Steve explains, "There's pros and cons with everything. But I was [working with] a retired pastor and his wife. I was just doing a simple will plan. And the wife says to me, 'Steve, how come Suzie Ormond says some people should have a living trust.?' I said, 'some people are worried about avoiding probate, and he says, 'we're worried about avoiding probate.' And I said, 'Some people are worried about incapacity, and she says, 'we're worried about incapacity'. Then I said, 'well, some people are kind of worried about privacy. They don't want anyone to know who gets what, when and how.' They said, 'we're worried about that.' And I said, 'would you guys like a trust?' Trusts are beneficial for so many things, maintaining privacy, avoiding court, flexibility. If you move from state to state, they are essentially a will replacement tool. They're not for everyone, but they just, they do an awful lot of things.
"A living trust is a tool that was used more than 1000 years ago to get around the king's court, to get around probate. So it's a private way to own things, where you have a trustor or trustors that create it, you have trustees that manage it, and then you have beneficiaries. It's a lot like: you have a chest of drawers and you move things into it, and then you have use of them during your lifetime.
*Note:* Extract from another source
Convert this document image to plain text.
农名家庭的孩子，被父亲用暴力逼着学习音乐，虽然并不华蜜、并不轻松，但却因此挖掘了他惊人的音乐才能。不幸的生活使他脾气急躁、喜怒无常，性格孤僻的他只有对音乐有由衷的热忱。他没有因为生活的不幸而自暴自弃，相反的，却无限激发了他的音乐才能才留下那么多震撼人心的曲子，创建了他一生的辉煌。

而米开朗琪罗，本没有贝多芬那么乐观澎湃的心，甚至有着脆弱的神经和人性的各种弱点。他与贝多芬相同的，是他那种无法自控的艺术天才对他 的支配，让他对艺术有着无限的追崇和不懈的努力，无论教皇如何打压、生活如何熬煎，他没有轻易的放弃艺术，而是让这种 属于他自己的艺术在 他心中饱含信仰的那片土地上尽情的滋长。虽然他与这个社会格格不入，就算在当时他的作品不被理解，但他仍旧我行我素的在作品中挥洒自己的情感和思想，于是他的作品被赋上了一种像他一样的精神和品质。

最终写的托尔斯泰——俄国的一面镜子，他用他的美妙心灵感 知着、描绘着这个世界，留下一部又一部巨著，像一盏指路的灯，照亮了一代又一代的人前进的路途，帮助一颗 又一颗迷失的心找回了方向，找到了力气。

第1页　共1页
Upon your death, depending on whether it's a married couple or a single couple, there's certain things that happen, and when all the trustors are gone, then it can be as simple as going outright to the beneficiaries, or you can still give them trusts with some protections for the beneficiaries.
"On the one hand, it's generally more cost and work to set up. On the other hand, it's more likely to work, because who knows your assets better than you? So frequently when someone does a will, they don't check their life insurance or their IRA, they don't look at anything, they don't retitle anything. A trust kind of makes you look at how you own things, what should be transferred into the trust? And once you have things in the trust, it means they can't be subject to a court process of a guardianship or a probate. They're in the trust, and you have backup trustees that manage things. So it's kind of peace of mind and organizational element."